• Dr. Carolyn Owen, MD, MDres(UK), FRCPC
  • Division of Hematology and Hematological Malignancies, Foothills Medical Centre and Tom Baker Cancer Centre, Calgary, Alberta, Canada

Patient History:

Past history:

  • Myocardial infarction 10 years ago; no cardiac problems since then.
  • Benign prostatic hypertrophy, mild dyslipidemia (not yet treated), and past kidney stones

March 2010:

  • 69-year-old male.
  • Diagnosed with Rai Stage 1 CLL
  • Incidental diagnosis on computed tomography (CT) scan after presentation to emergency department with kidney stone.
  • CT scan showed mild splenomegaly, intra-abdominal and pelvic lymphadenopathy with largest lymph node at 1.5 cm in diameter.
  • Flow cytometry of peripheral blood showed typical chronic lymphocytic leukemia (CLL) morphology (with B-cell count only 6,000 cells/mm3 at the time).
  • Complete blood count (CBC) otherwise normal (hemoglobin 145 g/L, platelets 185 billion/L). Chemistry all normal.
  • Physical exam normal except for small palpable lymph nodes (0.5-1.0cm) in neck and in both groins

→ Managed with watch and wait.



  • 73 years of age.
  • Disease progression.
  • Obvious splenomegaly and palpable lymph nodes (measured clinically 3–4 cm each axilla and 2–3 cm in the neck bilaterally).
  • Spleen 10 cm below costal margin.
  • Spleen symptomatic (i.e., causing abdominal discomfort).

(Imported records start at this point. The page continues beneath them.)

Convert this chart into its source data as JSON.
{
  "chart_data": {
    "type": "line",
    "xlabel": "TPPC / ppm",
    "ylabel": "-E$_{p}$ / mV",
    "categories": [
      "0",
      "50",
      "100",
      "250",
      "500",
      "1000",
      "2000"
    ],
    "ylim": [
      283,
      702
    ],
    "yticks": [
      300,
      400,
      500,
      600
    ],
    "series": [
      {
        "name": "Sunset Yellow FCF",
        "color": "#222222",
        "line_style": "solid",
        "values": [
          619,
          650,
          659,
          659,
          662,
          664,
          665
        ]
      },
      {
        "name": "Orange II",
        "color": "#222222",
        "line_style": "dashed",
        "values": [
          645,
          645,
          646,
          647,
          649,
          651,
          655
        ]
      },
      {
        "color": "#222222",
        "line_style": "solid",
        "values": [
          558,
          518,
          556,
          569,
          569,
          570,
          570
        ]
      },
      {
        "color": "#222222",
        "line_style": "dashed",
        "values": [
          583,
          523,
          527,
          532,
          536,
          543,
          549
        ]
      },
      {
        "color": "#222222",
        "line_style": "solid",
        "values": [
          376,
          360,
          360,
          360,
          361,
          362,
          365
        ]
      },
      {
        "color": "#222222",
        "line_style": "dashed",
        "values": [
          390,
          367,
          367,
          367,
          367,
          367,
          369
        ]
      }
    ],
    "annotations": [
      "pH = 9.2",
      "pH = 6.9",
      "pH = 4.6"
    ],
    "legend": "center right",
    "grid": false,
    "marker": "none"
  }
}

Laboratory & Clinical Findings:


  • Platelets 84 billion/L, hemoglobin 128 g/L, lymphocytosis 8 (Rai stage IV CLL needing treatment for symptomatic splenomegaly).
  • All chemistry still normal except lactic acid dehydrogenase 280 U/L (upper limit of normal 235 U/L).
  • Fluorescence in-situ hybridization did not show a 17p deletion (only marker screened).



  • Discussion with patient who wants intensive therapy (wanting long remission) but very afraid of toxicity, particularly neutropenic infection because patient is very opposed to the idea of admission to hospital.
  • Patient is relatively fit but not appropriate for treatment with fludarabine, cyclophosphamide, and rituximab (FCR) because of advanced age.
  • Treated with bendamustine plus rituximab (BR) at the standard first line dosing for CLL of 90 mg/m2 intravenously (iv) on days 1 and 2 combined with 375 mg/m2 rituximab iv on day 0 of the first course and 500 mg/m2 on day 1 during subsequent courses.


  • Clinical CR: All palpable disease resolved, normalized CBC (2 months after final cycle of chemotherapy).
  • Severe neutropenia after cycle 3; received granulocyte colony-stimulating factor (G-CSF), a week delay before cycle 5, and a dose reduction to 70 mg/m2 for cycles 4, 5, and 6.

Management of Adverse Events:

  • Neutropenia (even Grade 4) is still relatively common with BR and because the patient was worried, he was having q2 weekly CBC screening.
  • Given his advanced age, dose reduction and treatment delay were instituted after the neutropenia was noted. This prevented further severe neutropenia and likely prevented infection.
  • Prophylactic Septra® against Pneumocystis jiroveci pneumonia and Valtrex® during treatment and for 6 months after treatment.


  • BR at a dose of 90 mg/m2 is a good option for potent, effective therapy for older, fit, and likely for younger, less fit, CLL patients.
  • Health care practitioners should take note of the toxicities with BR and be prepared to counsel patients on the risks of neutropenia and infections, and to watch patients carefully to prevent these events from occurring.
  • If a patient is considered more unfit for intensive chemotherapy, consider a starting dose of 70 mg/m2 iv on days 1 and 2 combined with 375 mg/m2 iv rituximab on day 0 of the first course and 500 mg/m2 on day 1 during subsequent courses.
  • Prophylactic anti-infectives are strongly recommended for CLL patients


  • The patient had an excellent response to therapy, but the use of this immunochemotherapy still requires vigilance for toxicity and management of adverse events as they arise.
  • I chose to treat this patient with BR because it is a potent and effective therapy for CLL as demonstrated in the CLL10 study. While FCR was more effective than BR in younger, fit patients, the toxicity was also greater in terms of Grade 3-4 neutropenia and infections. The increase in toxicity with FCR compared to BR negated the benefit of FCR for PFS in patients over 65 years of age.